Assessing Intersectional Bias in Representations of Pre-Trained Image Recognition Models

Valerie Krug und Sebastian Stober

Deep Learning (DL) has proven to be a highly effective tool across numerous fields of application. However, biases in training data can reinforce stereotypes, leading to predictions that are unfair, particularly toward marginalized groups. These biases can impact not only the model’s outputs but also its internal representations. The development of DL models frequently relies on transfer learning, where pre-trained models are used as basis for an own learning task. With such approach, bias from the original models can be propagated. Identifying such biases is critical for understanding inequalities that can arise from transfer learning. Further, suitable techniques are necessary to present them to stakeholders in different contexts.

In previous research, we have investigated bias in representations of pretrained image classifiers using the FairFace data set for evaluation. Here, we expand on these experiments by investigating a broader range of Convolutional Neural Network (CNN) models and we account for intersectionality by considering the combination of sensitive attributes “race”, “age”, and “gender” as provided in the FairFace data set. We use our previously introduced representation analysis technique with visualization as topographic maps, and investigate linear separability of intersectional groups with linear classifier probes. The Code is publicly available and more detailed results are provided on arXiv .

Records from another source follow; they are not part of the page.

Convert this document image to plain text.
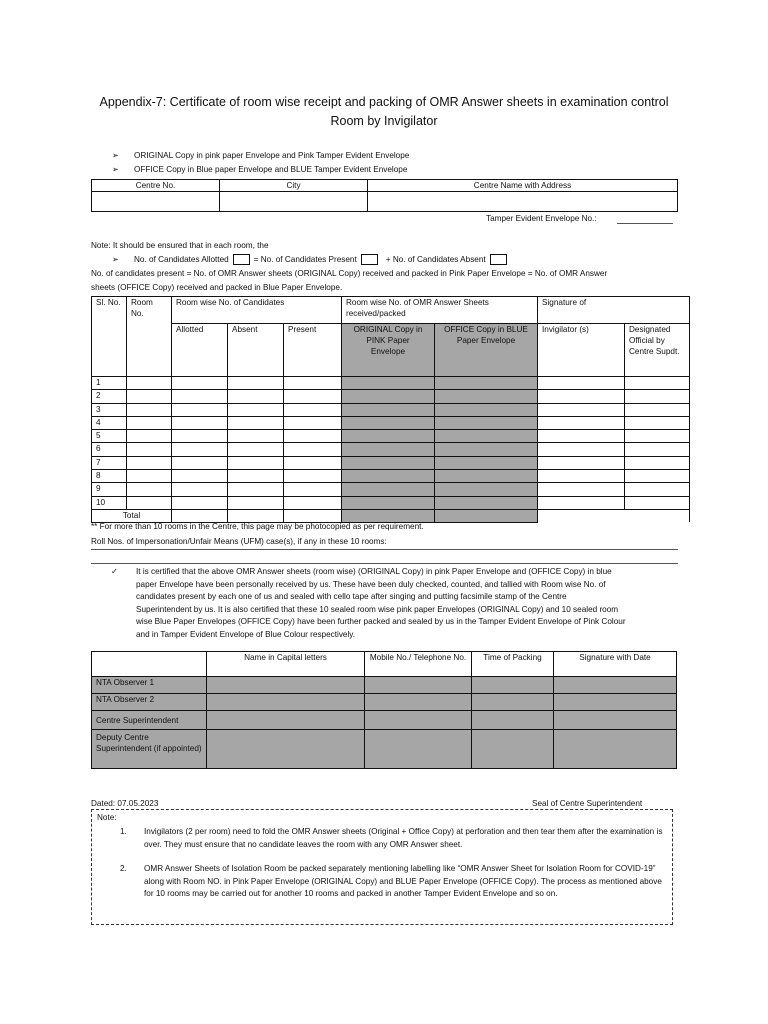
Appendix-7: Certificate of room wise receipt and packing of OMR Answer sheets in examination control
Room by Invigilator
➢ ORIGINAL Copy in pink paper Envelope and Pink Tamper Evident Envelope
➢ OFFICE Copy in Blue paper Envelope and BLUE Tamper Evident Envelope
Centre No.	City	Centre Name with Address

Tamper Evident Envelope No.:
Note: It should be ensured that in each room, the
➢ No. of Candidates Allotted	= No. of Candidates Present	+ No. of Candidates Absent
No. of candidates present = No. of OMR Answer sheets (ORIGINAL Copy) received and packed in Pink Paper Envelope = No. of OMR Answer
sheets (OFFICE Copy) received and packed in Blue Paper Envelope.
Sl. No.	Room No.	Room wise No. of Candidates			Room wise No. of OMR Answer Sheets received/packed		Signature of	
		Allotted	Absent	Present	ORIGINAL Copy in PINK Paper Envelope	OFFICE Copy in BLUE Paper Envelope	Invigilator (s)	Designated Official by Centre Supdt.
1								
2								
3								
4								
5								
6								
7								
8								
9								
10								
Total								
** For more than 10 rooms in the Centre, this page may be photocopied as per requirement.
Roll Nos. of Impersonation/Unfair Means (UFM) case(s), if any in these 10 rooms:
✓ It is certified that the above OMR Answer sheets (room wise) (ORIGINAL Copy) in pink Paper Envelope and (OFFICE Copy) in blue
paper Envelope have been personally received by us. These have been duly checked, counted, and tallied with Room wise No. of
candidates present by each one of us and sealed with cello tape after singing and putting facsimile stamp of the Centre
Superintendent by us. It is also certified that these 10 sealed room wise pink paper Envelopes (ORIGINAL Copy) and 10 sealed room
wise Blue Paper Envelopes (OFFICE Copy) have been further packed and sealed by us in the Tamper Evident Envelope of Pink Colour
and in Tamper Evident Envelope of Blue Colour respectively.
	Name in Capital letters	Mobile No./ Telephone No.	Time of Packing	Signature with Date
NTA Observer 1				
NTA Observer 2				
Centre Superintendent				
Deputy Centre Superintendent (if appointed)				
Dated: 07.05.2023	Seal of Centre Superintendent
Note:
1. Invigilators (2 per room) need to fold the OMR Answer sheets (Original + Office Copy) at perforation and then tear them after the examination is over. They must ensure that no candidate leaves the room with any OMR Answer sheet.
2. OMR Answer Sheets of Isolation Room be packed separately mentioning labelling like “OMR Answer Sheet for Isolation Room for COVID-19” along with Room NO. in Pink Paper Envelope (ORIGINAL Copy) and BLUE Paper Envelope (OFFICE Copy). The process as mentioned above for 10 rooms may be carried out for another 10 rooms and packed in another Tamper Evident Envelope and so on.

Here, we present results for an exemplary ResNet50 layer for which a classifier probe showed the lowest error along the layers. First, we discuss frequent errors made by the probe. Second, we visualize the groups’ representations. None of the frequent errors by the linear classifier (Table 1) is based on a wrongly predicted gender. Wrong predictions mostly differ to the target in both race and age. Age errors are almost always wrong predictions as the adjacent age, like classifying “40–49” as either “30–39” or “50–59”. Such errors are understandable because faces do not strictly indicate an age, particularly at the age group boundaries. Most errors for the “race” variable are made for “Latino_Hispanic” groups which are wrongly predicted as “White”, “Indian” or “Middle Eastern”.

Table 1: Frequent training set errors of a classifier probe trained on layer 15 of ResNet50. Bold print indicates differences of annotation and predicted group.

Multiple small circular heatmaps showing data distribution by age groups and ethnicities for females and males, with a color scale from blue to red. — Fig. 1: Topographic activation maps for all subgroups in ResNet50 layer 15.

The observed age errors fit to the patterns in the activation visualization in Figure 1 because activations of groups of adjacent ages are similar. In addition, there appears to be a stronger difference between ages “50–59” to “60–69”. We do not find clear race differences, which supports the potential to confuse race categories. However, we do not find a clear reason why the classifier particularly confuses “Latino_Hispanic” groups as often. Finally, the lack of errors in the gender variable is reasonable because most groups can be easily distinguished between the “Female” and “Male” category, particularly for the middle ages.

In addition to the exemplary ResNet50 layer, we investigated representations in mutliple layers of pre-trained models VGG16, ResNet50 and InceptionV3. Our findings indicate that in ImageNet classifiers, regardless of the architecture, age difference is most pronounced compared to race and gender. A recent related clustering-based analysis supports this. Note that this is specific to facial images and their features. We suspect that the encoded age differences are related to skin texture changes, based on previous findings which suggest that models focus on structured patterns. With our visualization, we believe to provide more accessible explanations of DL model representations in non-expert contexts.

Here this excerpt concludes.